幼い頃のたった一度の出会いで、ここまで囚われてしまったことを、不思議に思いながら生きてきた。
それでも、ランティスは蜘蛛の巣に囚われたように、もがけばもがくほど、その気持ちから逃れることが出来ないのだと、さらに好きになってしまうだけなのだと、もう知っている。
「メルシアが近くにいる。いい夢だ」
「夢じゃないですよ。ずっと眠っていたんです」
「――――そうか。好きだ」
「はい?」
もどかしいほど、重い体を叱咤しながら、ランティスは起き上がる。
そして、ベッドの横に椅子を置いて座っていたメルシアに、ドスッと音がするほど勢いよく抱き着いた。
「わぷ?!」
「好きだ。メルシアが近くにいて嬉しい。好きだ」
「――――ランティス様?」
ラティがするように、メルシアに無邪気に突撃してきたランティスが、直後、ピシリと音がするほど急激に動きを止めた。
メルシアが見ているまに、その耳が赤く染まっていく。
(ランティス様は、耳から赤くなるんだよね。えっ、なにこれ。かわい……。尊い。うそ。私の推しの騎士様が尊すぎるのですが)

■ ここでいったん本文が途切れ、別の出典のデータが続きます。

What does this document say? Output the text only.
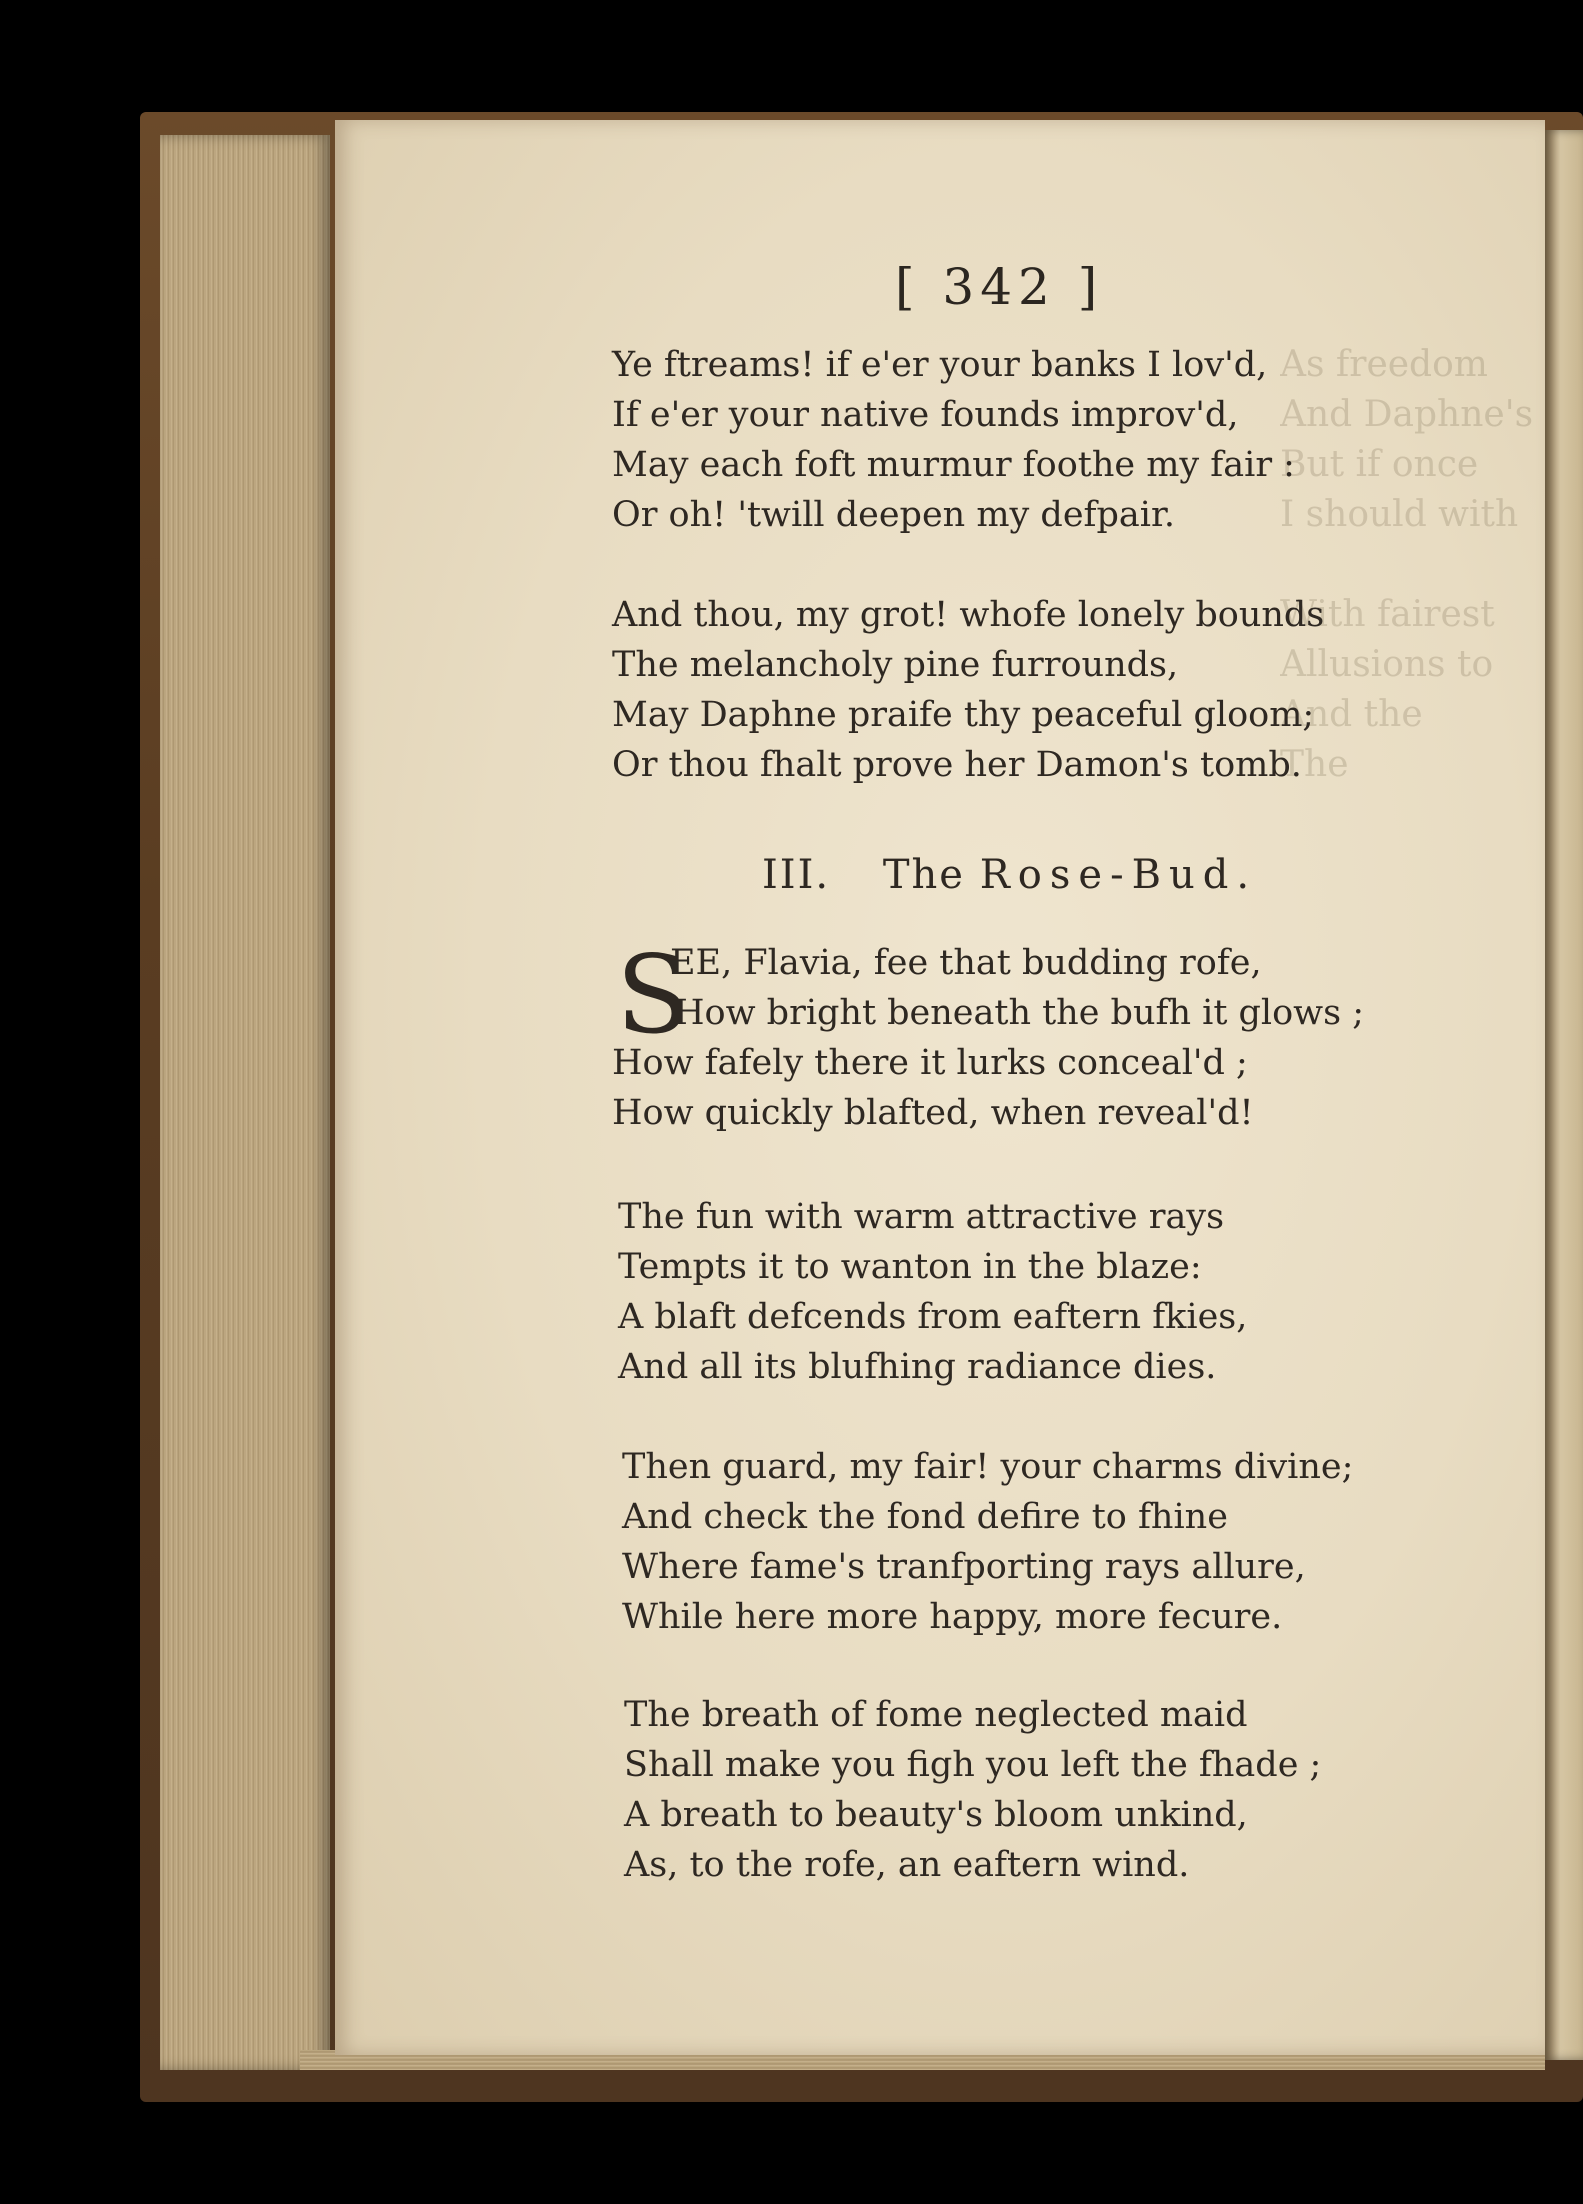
As freedom
And Daphne's
But if once
I should with

With fairest
Allusions to
And the
The
[ 342 ]
Ye ftreams! if e'er your banks I lov'd,
If e'er your native founds improv'd,
May each foft murmur foothe my fair :
Or oh! 'twill deepen my defpair.
And thou, my grot! whofe lonely bounds
The melancholy pine furrounds,
May Daphne praife thy peaceful gloom;
Or thou fhalt prove her Damon's tomb.
III. The Rose-Bud.
S
EE, Flavia, fee that budding rofe,
How bright beneath the bufh it glows ;
How fafely there it lurks conceal'd ;
How quickly blafted, when reveal'd!
The fun with warm attractive rays
Tempts it to wanton in the blaze:
A blaft defcends from eaftern fkies,
And all its blufhing radiance dies.
Then guard, my fair! your charms divine;
And check the fond defire to fhine
Where fame's tranfporting rays allure,
While here more happy, more fecure.
The breath of fome neglected maid
Shall make you figh you left the fhade ;
A breath to beauty's bloom unkind,
As, to the rofe, an eaftern wind.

そのまま、おずおずと、ランティスは顔を上げ、メルシアをぼんやり見つめた後、「夢じゃない?」とつぶやいて、勢いよく離れる。その頬は、隠しようもなく赤い。
(ちょ、寝起きの推しが可愛すぎる件について王都中の人たちと分かち合いたい!)
メルシアは、しばらくの間、そのあまりの可愛さと、尊さに身もだえた。